Mr. Rebeck has over 20 years of capital market experience and an established international financial network. Mr. Rebeck was a Vice President and Senior Investment Advisor with Canada’s largest independent investment bank, Canaccord Genuity, where he was responsible for raising significant risk capital for growth companies, with a particular focus on natural resources and medical technology. Daryl has since worked to provide management expertise and grow shareholder value for organizations he has worked with. He served as Senior VP of Corporate Finance of NYSE-listed Auryn Resources, a $250 million market cap mining exploration company. Previous to this, Mr. Rebeck was a consultant of corporate finance with Cayden Resources Inc., which was sold to Agnico Eagle Mining Limited for $205 million in November 2014.

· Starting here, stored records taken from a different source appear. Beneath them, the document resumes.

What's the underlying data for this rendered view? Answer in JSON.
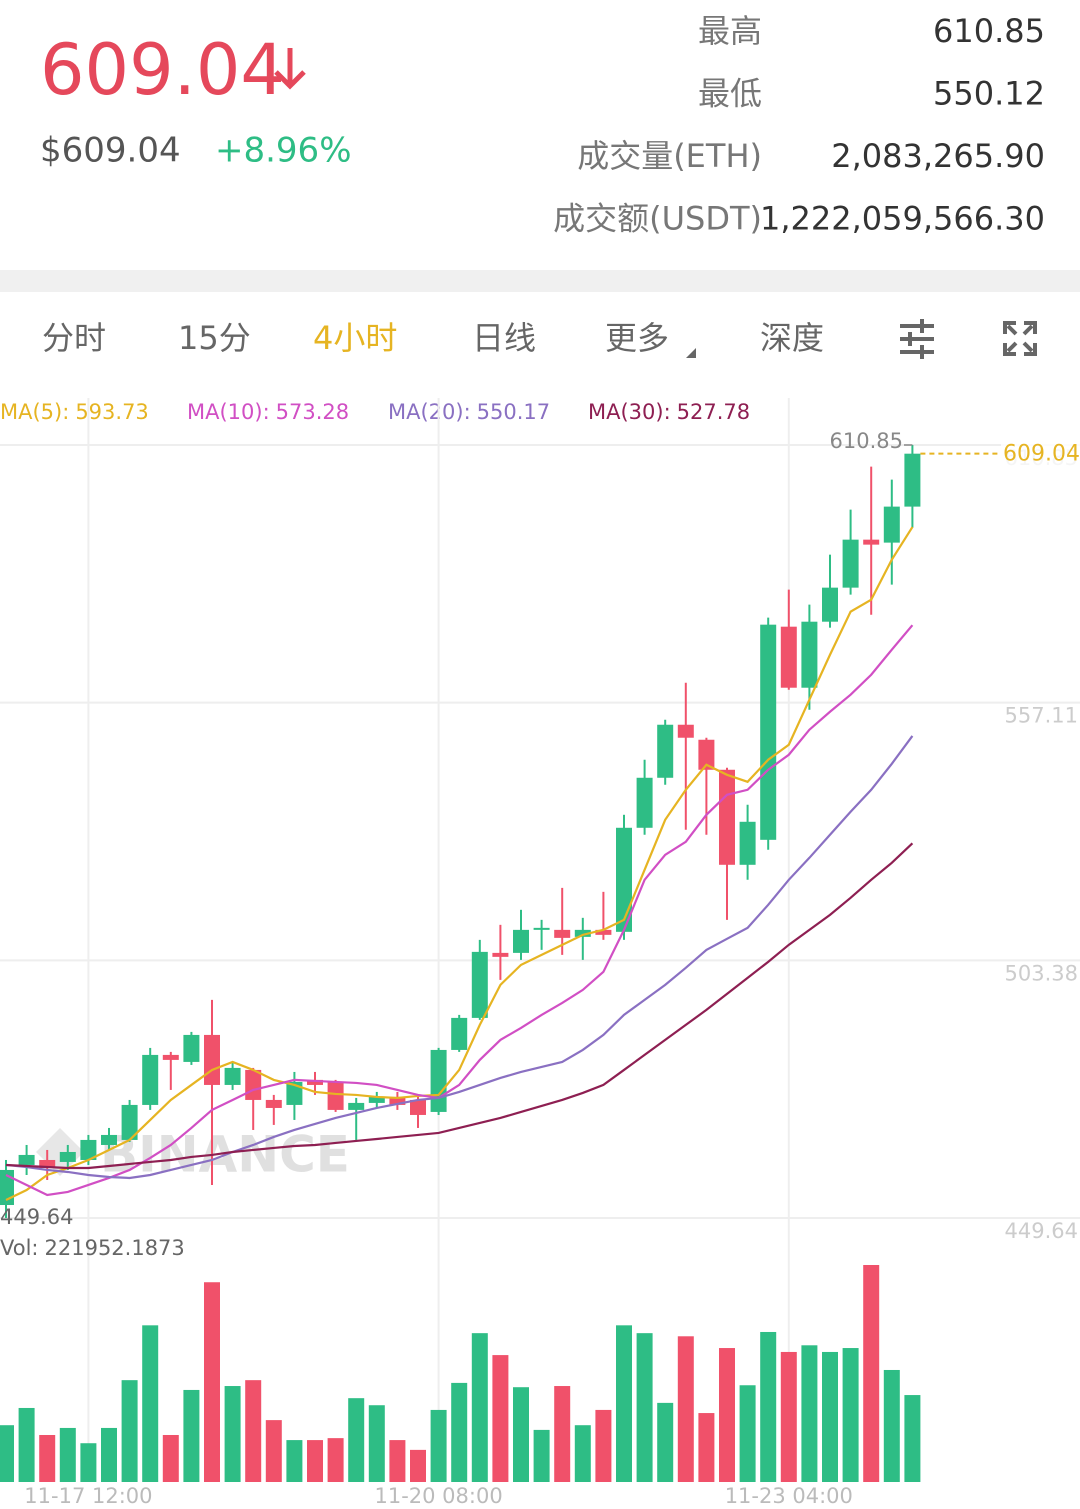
{
  "header": {
    "price": "609.04",
    "price_usd": "$609.04",
    "change": "+8.96%",
    "stats": [
      {
        "label": "最高",
        "value": "610.85"
      },
      {
        "label": "最低",
        "value": "550.12"
      },
      {
        "label": "成交量(ETH)",
        "value": "2,083,265.90"
      },
      {
        "label": "成交额(USDT)",
        "value": "1,222,059,566.30"
      }
    ]
  },
  "tabs": [
    "分时",
    "15分",
    "4小时",
    "日线",
    "更多",
    "深度"
  ],
  "chart_data": {
    "type": "candlestick",
    "categories": [
      null,
      null,
      null,
      null,
      "11-17 12:00",
      null,
      null,
      null,
      null,
      null,
      null,
      null,
      null,
      null,
      null,
      null,
      null,
      null,
      null,
      null,
      null,
      "11-20 08:00",
      null,
      null,
      null,
      null,
      null,
      null,
      null,
      null,
      null,
      null,
      null,
      null,
      null,
      null,
      null,
      null,
      "11-23 04:00",
      null,
      null,
      null,
      null,
      null,
      null
    ],
    "open": [
      452.35,
      460.7,
      461.74,
      461.33,
      461.74,
      464.87,
      465.92,
      473.22,
      483.65,
      482.19,
      487.82,
      477.39,
      480.52,
      474.26,
      473.22,
      478.44,
      478.02,
      472.18,
      473.64,
      474.89,
      474.26,
      471.76,
      484.69,
      491.37,
      504.93,
      504.93,
      509.73,
      509.73,
      508.27,
      509.73,
      509.32,
      531.02,
      541.45,
      552.51,
      549.38,
      543.12,
      523.3,
      528.51,
      572.96,
      560.23,
      574.0,
      581.1,
      591.11,
      590.49,
      598.0
    ],
    "high": [
      461.74,
      464.87,
      463.83,
      464.87,
      466.96,
      468.42,
      474.26,
      485.11,
      484.28,
      488.45,
      495.13,
      482.19,
      480.94,
      475.31,
      480.1,
      480.1,
      478.44,
      474.68,
      475.93,
      475.93,
      475.31,
      485.11,
      492.0,
      507.65,
      510.78,
      513.91,
      511.82,
      518.5,
      512.24,
      517.66,
      533.73,
      545.21,
      553.55,
      561.27,
      549.8,
      543.54,
      535.82,
      574.84,
      580.68,
      577.55,
      587.98,
      597.37,
      606.34,
      603.63,
      610.85
    ],
    "low": [
      449.64,
      458.61,
      457.57,
      459.66,
      460.7,
      463.83,
      465.5,
      472.18,
      476.35,
      481.56,
      456.53,
      476.35,
      468.0,
      469.05,
      470.09,
      475.31,
      471.76,
      465.92,
      472.59,
      472.18,
      468.42,
      471.13,
      484.28,
      490.96,
      499.3,
      503.47,
      505.56,
      504.52,
      503.47,
      507.65,
      507.65,
      529.56,
      539.99,
      530.6,
      529.56,
      511.82,
      520.17,
      526.43,
      559.81,
      555.64,
      572.75,
      579.64,
      575.46,
      581.72,
      593.62
    ],
    "close": [
      459.66,
      462.79,
      460.07,
      463.41,
      465.92,
      466.96,
      473.22,
      483.65,
      482.61,
      487.82,
      477.39,
      480.94,
      474.26,
      472.59,
      478.02,
      477.39,
      472.18,
      473.64,
      474.89,
      473.22,
      471.13,
      484.69,
      491.37,
      505.14,
      504.1,
      509.73,
      510.15,
      508.06,
      509.73,
      508.69,
      531.02,
      541.45,
      552.51,
      549.8,
      543.12,
      523.3,
      532.27,
      573.38,
      560.23,
      574.0,
      581.1,
      591.11,
      590.07,
      598.0,
      609.04
    ],
    "up_color": "#2ebd85",
    "down_color": "#f0516a",
    "ylim": [
      449.64,
      610.85
    ],
    "yticks": [
      449.64,
      503.38,
      557.11,
      610.85
    ],
    "grid": true,
    "series": [
      {
        "name": "MA(5):",
        "color": "#e6b422",
        "values": [
          453.4,
          455.48,
          458.61,
          460.07,
          461.74,
          463.83,
          465.92,
          470.09,
          474.26,
          477.39,
          480.52,
          482.19,
          480.52,
          478.44,
          477.39,
          475.93,
          475.51,
          475.31,
          474.89,
          474.68,
          475.1,
          475.31,
          480.52,
          489.91,
          498.26,
          502.43,
          504.52,
          506.61,
          508.69,
          509.73,
          511.82,
          522.25,
          532.69,
          538.95,
          544.16,
          542.07,
          540.61,
          545.21,
          548.34,
          557.73,
          567.11,
          576.09,
          578.59,
          586.94,
          593.73
        ]
      },
      {
        "name": "MA(10):",
        "color": "#d14fc4",
        "values": [
          458.61,
          456.53,
          454.44,
          455.07,
          456.53,
          458.0,
          459.66,
          462.16,
          464.87,
          468.42,
          472.18,
          474.26,
          476.35,
          477.39,
          478.44,
          478.23,
          478.02,
          477.81,
          477.39,
          476.35,
          475.31,
          474.68,
          477.39,
          482.61,
          486.78,
          489.28,
          491.99,
          494.5,
          497.21,
          500.97,
          509.73,
          520.17,
          525.38,
          528.09,
          533.73,
          537.9,
          538.95,
          543.12,
          546.25,
          551.47,
          555.22,
          558.77,
          562.94,
          568.16,
          573.28
        ]
      },
      {
        "name": "MA(20):",
        "color": "#8a70c2",
        "values": [
          460.7,
          460.28,
          459.66,
          459.24,
          458.61,
          458.19,
          457.99,
          458.61,
          459.66,
          460.7,
          461.74,
          463.41,
          464.87,
          466.54,
          468.0,
          469.25,
          470.51,
          471.55,
          472.59,
          473.43,
          474.26,
          474.68,
          475.93,
          477.39,
          478.85,
          480.1,
          481.15,
          482.19,
          484.69,
          487.82,
          492.0,
          495.13,
          498.26,
          501.81,
          505.56,
          507.86,
          510.15,
          514.95,
          520.17,
          524.76,
          529.56,
          534.36,
          538.95,
          544.37,
          550.17
        ]
      },
      {
        "name": "MA(30):",
        "color": "#8e1f52",
        "values": [
          460.7,
          460.49,
          460.28,
          460.07,
          460.07,
          460.49,
          460.91,
          461.33,
          461.74,
          462.37,
          462.79,
          463.41,
          463.83,
          464.25,
          464.66,
          464.87,
          465.29,
          465.71,
          466.12,
          466.54,
          466.96,
          467.38,
          468.42,
          469.46,
          470.51,
          471.76,
          473.01,
          474.26,
          475.72,
          477.39,
          480.52,
          483.65,
          486.78,
          489.91,
          493.04,
          496.38,
          499.72,
          503.06,
          506.61,
          509.73,
          512.86,
          516.41,
          520.17,
          523.71,
          527.78
        ]
      }
    ],
    "last_price": 609.04,
    "high_marker": 610.85,
    "low_marker": 449.64,
    "volume": {
      "label": "Vol:",
      "values": [
        145000,
        189000,
        120000,
        138000,
        99000,
        138000,
        260000,
        400000,
        120000,
        235000,
        510000,
        245000,
        260000,
        158000,
        107000,
        107000,
        112000,
        214000,
        196000,
        107000,
        82000,
        184000,
        253000,
        380000,
        324000,
        242000,
        133000,
        245000,
        145000,
        184000,
        400000,
        380000,
        202000,
        372000,
        176000,
        342000,
        247000,
        383000,
        332000,
        349000,
        332000,
        342000,
        554000,
        286000,
        221952.1873
      ]
    },
    "watermark": "BINANCE"
  }
}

Mr. Slezak recently retired from Lawrence Livermore National Laboratory (LLNL), where he was an Associate Program Leader for Informatics. His career at LLNL spanned 40 years. He was a significant contributor to the Human Genome Program and a developer of the nation-wide BioWatch system. Throughout his career he has chaired many NIH grant review sessions for infectious disease proposals. He is a renowned bio-defense expert and during his career has served on numerous National Academy panels and DoD Standing Committees focused on Biodefense programs. Mr. Slezak also co-chaired a Blue Ribbon Panel on bioinformatics for the CDC that resulted in major new funding for Advanced Molecular Diagnostics and bioinformatics. Mr. Slezak managed a Pathogen Bioinformatics team at LLNL for 19 years, where the team developed a variety of genetic-based assays and analysis software to support a broad range of pathogen detection and forensic programs in biodefense and human/animal health. The software developed by his team is in regular use world-wide.
Dr. Furtado has worked in the life sciences industry for over 30 years, with experience in discovery research, clinical diagnostic testing, product development and commercialization, M&A activity, fundraising and strategy. He currently serves as President and Founder of Biology for Global Good LLC and Chief Scientific Officer and Chief Regulatory Officer at Apton Biosystems. Additionally, as the former Vice President of R&D at Applied Biosystems, Dr. Furtado helped to build the company’s molecular diagnostics, genomic assays, human identification, food pathogen detection, animal health, pharmaceutical analytics, environmental testing and molecular medicine platforms, which generated over $500 million in revenue. Dr. Furtado has also served as a business development consultant to Bio-Rad, Advanced Cell Diagnostics, DxNow, RxFulcrum, Sample 6, Apton Biosystems and Vibrant Biosciences. He was Senior Director for Regulatory Affairs at Cepheid and appointed to the National Biodefense Science Board by the former Department of Health and Human Services Secretary Kathleen Sebelius.
Mr. Caruso has thirty years of broad executive management experience as a CEO and board member, contributing operational, financial, administrative, and general management leadership to public and private companies. He was one of the founding members of the management team of Palomar Medical Technologies, which developed many first-of-its-kind technologies including the first FDA OTC cleared laser for home use. As its CEO and Chairman of the Board of Directors, Mr. Caruso was instrumental in taking Palomar public in 1992, growing the company from a start up to its sale in 2013 for approximately $300M. Mr. Caruso was actively involved in the design and development of a number of the medical devices launched by Palomar and worked closely with many world-renowned research institutions such as Massachusetts General Hospital. Mr. Caruso has negotiated dozens of acquisitions, license agreements and joint development agreements in his career including with companies such as Johnson and Johnson and Gillette (now part of Proctor and Gamble Company).